The overall goal of this program is to develop an oral replacement for injecting insulin. The central premise of this work is that a small molecule called BG-148, or similar molecules, can be taken orally in place of injecting insulin to aid in glycemic control. BG-148 could completely replace insulin injections or could reduce insulin injections by half. To begin clinical testing to evaluate this premise, a formal, regulated toxicological program must be conducted, and BG-148 must be manufactured for human use. The specific aims of this proposal are designed to address these obstacles. PHASE I SPECIFIC AIM: Make larger quantities (≈ 2 kg) of BG-148. This aim will produce sufficient amounts of BG-148 to complete all preclinical studies required to begin human testing. Aim 1 will also generate analytical knowledge, such as analytical methods to characterize the drug’s stability, identity, strength, and purity, which will enable the manufacturing of BG-148 for human use and the completion of all preclinical studies required to proceeded to humans. PHASE II SPECIFIC AIMS: AIM 2: Complete a 28-day repeat-dose study in animals with type I diabetes. Aim 2 will help define (a) the therapeutic oral dose levels of the BG-148, (b) the degree to which BG-148 is able to lower blood glucose, and (c) BG-148’s potential to induce hypoglycemia, diabetic ketoacidosis, or other adverse events. This information will allow us to power and design initial human trials. AIM 3: Define the no-observed-adverse-effect Level (NOAEL) and derive the Maximum Recommended Starting Dose (MRSD) for first-in-human clinical trials. There is currently insufficient data to determine the dose levels at which toxicity might occur in upon repeat dosing with BG-148. Not knowing these dose levels prevents us from initiating human trials. This aim will generate the required safety data to enable clinical trials. This program will lead to the identification of a new class of orally bioavailable molecule that is capable of lowering blood glucose with an activity approaching that of insulin. Such discovery would lead to a novel therapeutic for glycemic control. Clinical work represents the only method to determine the extent to which BG-148, or similar molecules, would make useful and safe oral therapeutic that are capable of reducing the need to inject insulin. This project is designed to reach this clinical stage as early as possible.

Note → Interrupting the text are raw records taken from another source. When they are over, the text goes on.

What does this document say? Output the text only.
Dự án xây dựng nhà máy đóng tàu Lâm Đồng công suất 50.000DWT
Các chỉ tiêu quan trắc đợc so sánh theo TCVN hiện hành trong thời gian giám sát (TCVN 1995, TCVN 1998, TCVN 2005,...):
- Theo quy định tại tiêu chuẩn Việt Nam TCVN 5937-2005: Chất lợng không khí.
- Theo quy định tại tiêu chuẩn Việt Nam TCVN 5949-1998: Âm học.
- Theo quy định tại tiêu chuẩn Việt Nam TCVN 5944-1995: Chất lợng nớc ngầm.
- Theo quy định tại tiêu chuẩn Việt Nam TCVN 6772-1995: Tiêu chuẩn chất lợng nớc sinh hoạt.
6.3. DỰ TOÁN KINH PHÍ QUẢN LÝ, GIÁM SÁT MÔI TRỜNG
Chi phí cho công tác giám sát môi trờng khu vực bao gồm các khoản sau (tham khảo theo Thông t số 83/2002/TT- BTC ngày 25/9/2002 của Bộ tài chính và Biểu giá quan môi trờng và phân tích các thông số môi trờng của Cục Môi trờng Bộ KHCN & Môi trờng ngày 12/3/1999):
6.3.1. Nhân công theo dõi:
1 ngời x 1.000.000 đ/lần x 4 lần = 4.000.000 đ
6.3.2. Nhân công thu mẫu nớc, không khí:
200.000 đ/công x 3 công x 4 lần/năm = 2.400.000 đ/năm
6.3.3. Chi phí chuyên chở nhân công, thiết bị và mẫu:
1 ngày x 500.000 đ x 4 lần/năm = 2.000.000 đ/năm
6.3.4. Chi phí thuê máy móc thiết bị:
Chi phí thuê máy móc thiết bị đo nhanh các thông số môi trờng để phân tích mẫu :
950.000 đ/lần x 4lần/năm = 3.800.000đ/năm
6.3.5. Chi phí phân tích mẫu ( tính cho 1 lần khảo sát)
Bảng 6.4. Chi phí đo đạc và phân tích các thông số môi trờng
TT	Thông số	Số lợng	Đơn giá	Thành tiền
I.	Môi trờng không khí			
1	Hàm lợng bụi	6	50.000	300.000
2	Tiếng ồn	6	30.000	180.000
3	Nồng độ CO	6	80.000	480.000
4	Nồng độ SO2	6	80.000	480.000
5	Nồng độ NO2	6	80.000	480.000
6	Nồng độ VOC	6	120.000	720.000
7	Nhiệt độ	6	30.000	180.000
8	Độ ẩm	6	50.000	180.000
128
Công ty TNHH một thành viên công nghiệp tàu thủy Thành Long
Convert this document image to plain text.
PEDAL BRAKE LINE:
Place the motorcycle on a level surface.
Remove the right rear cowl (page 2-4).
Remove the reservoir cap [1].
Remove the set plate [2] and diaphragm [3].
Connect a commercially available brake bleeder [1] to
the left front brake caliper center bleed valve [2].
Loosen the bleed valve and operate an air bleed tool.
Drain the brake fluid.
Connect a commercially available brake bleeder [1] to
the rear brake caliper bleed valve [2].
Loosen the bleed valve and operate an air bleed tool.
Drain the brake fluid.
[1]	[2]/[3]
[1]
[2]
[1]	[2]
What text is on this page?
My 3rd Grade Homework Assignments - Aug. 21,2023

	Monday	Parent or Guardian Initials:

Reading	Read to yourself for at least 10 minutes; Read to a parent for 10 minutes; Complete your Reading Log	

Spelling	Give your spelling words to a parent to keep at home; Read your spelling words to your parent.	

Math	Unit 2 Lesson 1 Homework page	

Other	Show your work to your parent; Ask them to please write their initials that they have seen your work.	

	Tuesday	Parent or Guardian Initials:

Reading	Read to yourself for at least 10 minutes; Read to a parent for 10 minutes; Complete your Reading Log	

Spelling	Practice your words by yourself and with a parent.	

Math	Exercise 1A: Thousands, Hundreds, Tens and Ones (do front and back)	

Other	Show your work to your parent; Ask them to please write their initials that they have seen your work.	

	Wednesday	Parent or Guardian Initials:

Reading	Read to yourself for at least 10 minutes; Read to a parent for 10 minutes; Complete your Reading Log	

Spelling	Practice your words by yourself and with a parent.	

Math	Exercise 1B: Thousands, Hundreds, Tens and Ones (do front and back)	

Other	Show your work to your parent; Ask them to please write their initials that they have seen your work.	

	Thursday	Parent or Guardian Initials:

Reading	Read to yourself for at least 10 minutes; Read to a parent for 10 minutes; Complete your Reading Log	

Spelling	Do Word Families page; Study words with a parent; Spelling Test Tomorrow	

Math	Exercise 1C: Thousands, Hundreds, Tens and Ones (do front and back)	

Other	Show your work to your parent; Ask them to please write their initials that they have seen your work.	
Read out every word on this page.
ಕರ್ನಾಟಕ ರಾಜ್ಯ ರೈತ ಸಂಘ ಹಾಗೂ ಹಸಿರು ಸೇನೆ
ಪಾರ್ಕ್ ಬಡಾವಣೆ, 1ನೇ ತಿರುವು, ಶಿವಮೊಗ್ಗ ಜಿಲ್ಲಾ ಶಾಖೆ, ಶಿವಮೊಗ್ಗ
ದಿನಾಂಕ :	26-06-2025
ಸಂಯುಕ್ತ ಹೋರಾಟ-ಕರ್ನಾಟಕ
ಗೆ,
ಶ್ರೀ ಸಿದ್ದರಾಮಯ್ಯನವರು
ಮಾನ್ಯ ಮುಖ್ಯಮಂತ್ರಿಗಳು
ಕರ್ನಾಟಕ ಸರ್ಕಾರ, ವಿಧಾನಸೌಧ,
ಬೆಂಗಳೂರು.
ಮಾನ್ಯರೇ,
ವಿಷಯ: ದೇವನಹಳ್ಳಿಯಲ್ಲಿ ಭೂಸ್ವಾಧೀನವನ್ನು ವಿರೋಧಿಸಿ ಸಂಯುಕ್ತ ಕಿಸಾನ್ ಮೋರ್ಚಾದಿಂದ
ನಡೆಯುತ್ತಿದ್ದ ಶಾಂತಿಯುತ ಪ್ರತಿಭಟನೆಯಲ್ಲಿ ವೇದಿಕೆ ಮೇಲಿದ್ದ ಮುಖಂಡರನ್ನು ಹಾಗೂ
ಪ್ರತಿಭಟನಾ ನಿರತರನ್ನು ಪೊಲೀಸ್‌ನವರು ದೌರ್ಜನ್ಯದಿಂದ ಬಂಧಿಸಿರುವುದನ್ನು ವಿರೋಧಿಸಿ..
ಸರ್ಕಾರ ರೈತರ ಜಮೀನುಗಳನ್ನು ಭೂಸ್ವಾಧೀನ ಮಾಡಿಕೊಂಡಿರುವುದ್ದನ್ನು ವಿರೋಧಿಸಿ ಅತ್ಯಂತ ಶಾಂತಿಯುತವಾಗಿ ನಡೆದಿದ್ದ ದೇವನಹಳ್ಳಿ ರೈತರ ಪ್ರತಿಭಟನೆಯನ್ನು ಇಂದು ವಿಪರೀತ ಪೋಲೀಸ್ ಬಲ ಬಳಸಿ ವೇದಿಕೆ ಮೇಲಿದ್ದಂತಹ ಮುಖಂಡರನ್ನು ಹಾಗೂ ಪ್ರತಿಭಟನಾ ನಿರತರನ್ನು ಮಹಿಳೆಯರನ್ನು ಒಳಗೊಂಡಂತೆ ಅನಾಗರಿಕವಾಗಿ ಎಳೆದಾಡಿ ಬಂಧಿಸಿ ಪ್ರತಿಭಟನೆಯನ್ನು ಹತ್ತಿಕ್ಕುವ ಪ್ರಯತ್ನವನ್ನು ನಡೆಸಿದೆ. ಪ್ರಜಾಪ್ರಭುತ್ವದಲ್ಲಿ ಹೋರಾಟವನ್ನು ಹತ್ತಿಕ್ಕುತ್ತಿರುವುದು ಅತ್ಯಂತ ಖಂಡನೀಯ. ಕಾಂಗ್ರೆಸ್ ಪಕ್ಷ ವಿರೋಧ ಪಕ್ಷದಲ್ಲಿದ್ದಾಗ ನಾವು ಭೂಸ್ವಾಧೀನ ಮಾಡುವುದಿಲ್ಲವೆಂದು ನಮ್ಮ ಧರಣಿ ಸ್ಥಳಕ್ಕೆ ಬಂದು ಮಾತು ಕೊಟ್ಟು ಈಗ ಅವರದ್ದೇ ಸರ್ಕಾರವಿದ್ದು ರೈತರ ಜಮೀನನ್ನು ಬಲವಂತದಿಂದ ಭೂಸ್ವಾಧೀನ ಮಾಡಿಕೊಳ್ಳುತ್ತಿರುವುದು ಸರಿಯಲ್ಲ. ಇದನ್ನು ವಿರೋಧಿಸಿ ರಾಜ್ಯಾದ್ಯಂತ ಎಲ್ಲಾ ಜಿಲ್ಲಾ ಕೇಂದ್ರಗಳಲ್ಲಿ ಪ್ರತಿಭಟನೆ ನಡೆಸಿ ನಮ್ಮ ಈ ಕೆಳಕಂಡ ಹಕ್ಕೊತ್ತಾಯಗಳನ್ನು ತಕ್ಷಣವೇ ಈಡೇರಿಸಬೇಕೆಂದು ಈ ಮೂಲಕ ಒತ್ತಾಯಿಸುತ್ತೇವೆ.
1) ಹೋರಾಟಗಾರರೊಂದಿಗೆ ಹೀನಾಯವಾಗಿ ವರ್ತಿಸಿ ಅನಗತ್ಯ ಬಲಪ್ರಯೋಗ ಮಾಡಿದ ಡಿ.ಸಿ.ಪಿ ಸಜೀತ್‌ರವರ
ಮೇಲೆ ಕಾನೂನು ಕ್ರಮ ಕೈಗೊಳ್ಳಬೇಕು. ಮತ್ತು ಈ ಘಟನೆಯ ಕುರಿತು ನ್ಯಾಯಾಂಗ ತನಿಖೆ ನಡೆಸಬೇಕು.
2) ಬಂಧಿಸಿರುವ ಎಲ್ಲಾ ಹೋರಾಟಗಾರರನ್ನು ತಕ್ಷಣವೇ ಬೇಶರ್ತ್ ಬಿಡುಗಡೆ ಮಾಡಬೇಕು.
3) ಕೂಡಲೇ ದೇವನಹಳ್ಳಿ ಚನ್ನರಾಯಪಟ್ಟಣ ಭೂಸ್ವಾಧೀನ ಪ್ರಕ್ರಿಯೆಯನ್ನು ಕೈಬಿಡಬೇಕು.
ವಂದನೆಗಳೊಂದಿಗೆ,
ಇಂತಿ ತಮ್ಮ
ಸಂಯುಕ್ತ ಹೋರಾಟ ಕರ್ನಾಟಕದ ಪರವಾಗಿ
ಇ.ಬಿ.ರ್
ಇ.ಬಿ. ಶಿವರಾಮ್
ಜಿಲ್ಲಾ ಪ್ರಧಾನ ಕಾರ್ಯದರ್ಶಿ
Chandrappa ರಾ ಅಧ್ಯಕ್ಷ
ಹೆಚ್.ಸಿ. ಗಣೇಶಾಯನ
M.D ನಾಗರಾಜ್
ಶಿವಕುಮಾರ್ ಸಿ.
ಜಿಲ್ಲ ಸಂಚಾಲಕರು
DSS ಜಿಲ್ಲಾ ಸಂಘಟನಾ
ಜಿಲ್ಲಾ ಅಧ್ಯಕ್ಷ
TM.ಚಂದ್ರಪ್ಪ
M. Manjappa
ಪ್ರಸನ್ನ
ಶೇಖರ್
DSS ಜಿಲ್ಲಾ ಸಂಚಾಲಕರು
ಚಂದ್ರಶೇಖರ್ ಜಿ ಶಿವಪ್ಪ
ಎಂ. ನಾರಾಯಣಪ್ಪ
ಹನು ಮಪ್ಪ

该计划的总体目标是开发一种口服胰岛素替代品。这项工作的中心前提是，一种名为BG-148的小分子或类似分子可以口服代替注射胰岛素来帮助血糖控制。BG-148可以完全取代胰岛素注射或将胰岛素注射量减少一半。为了开始临床试验以评价这一前提，必须进行正式的、受监管的毒理学项目，并且BG-148必须生产用于人。本提案的具体目标就是要消除这些障碍。第一阶段具体目标：生产更大数量（约12 kg）的BG-148。这一目标将产生足够量的BG-148，以完成开始人体试验所需的所有临床前研究。目标1还将产生分析知识，例如表征药物稳定性、同一性、强度和纯度的分析方法，这将使人用BG-148的生产成为可能，并完成用于人体所需的所有临床前研究。II期具体目标：目标2：在I型糖尿病动物中完成28天重复给药研究。目的2将有助于定义（a）BG-148的治疗口服剂量水平，（B）BG-148能够降低血糖的程度，以及（c）BG-148诱导低血糖症、糖尿病酮症酸中毒或其他不良事件的可能性。这些信息将使我们能够为初步的人体试验提供动力和设计。目的3：定义无明显不良作用水平（NOAEL），并推导出首次人体临床试验的最大推荐起始剂量（MRSD）。目前没有足够的数据来确定BG-148重复给药后可能发生毒性的剂量水平。不知道这些剂量水平会阻止我们启动人体试验。这一目标将产生所需的安全性数据，以使临床试验。该计划将导致一类新的口服生物可利用分子的鉴定，该分子能够以接近胰岛素的活性降低血糖。这一发现将导致一种新的血糖控制治疗方法。临床工作代表了确定BG-148或类似分子在多大程度上能够成为能够减少注射胰岛素需求的有用和安全的口服治疗剂的唯一方法。该项目旨在尽早达到临床阶段。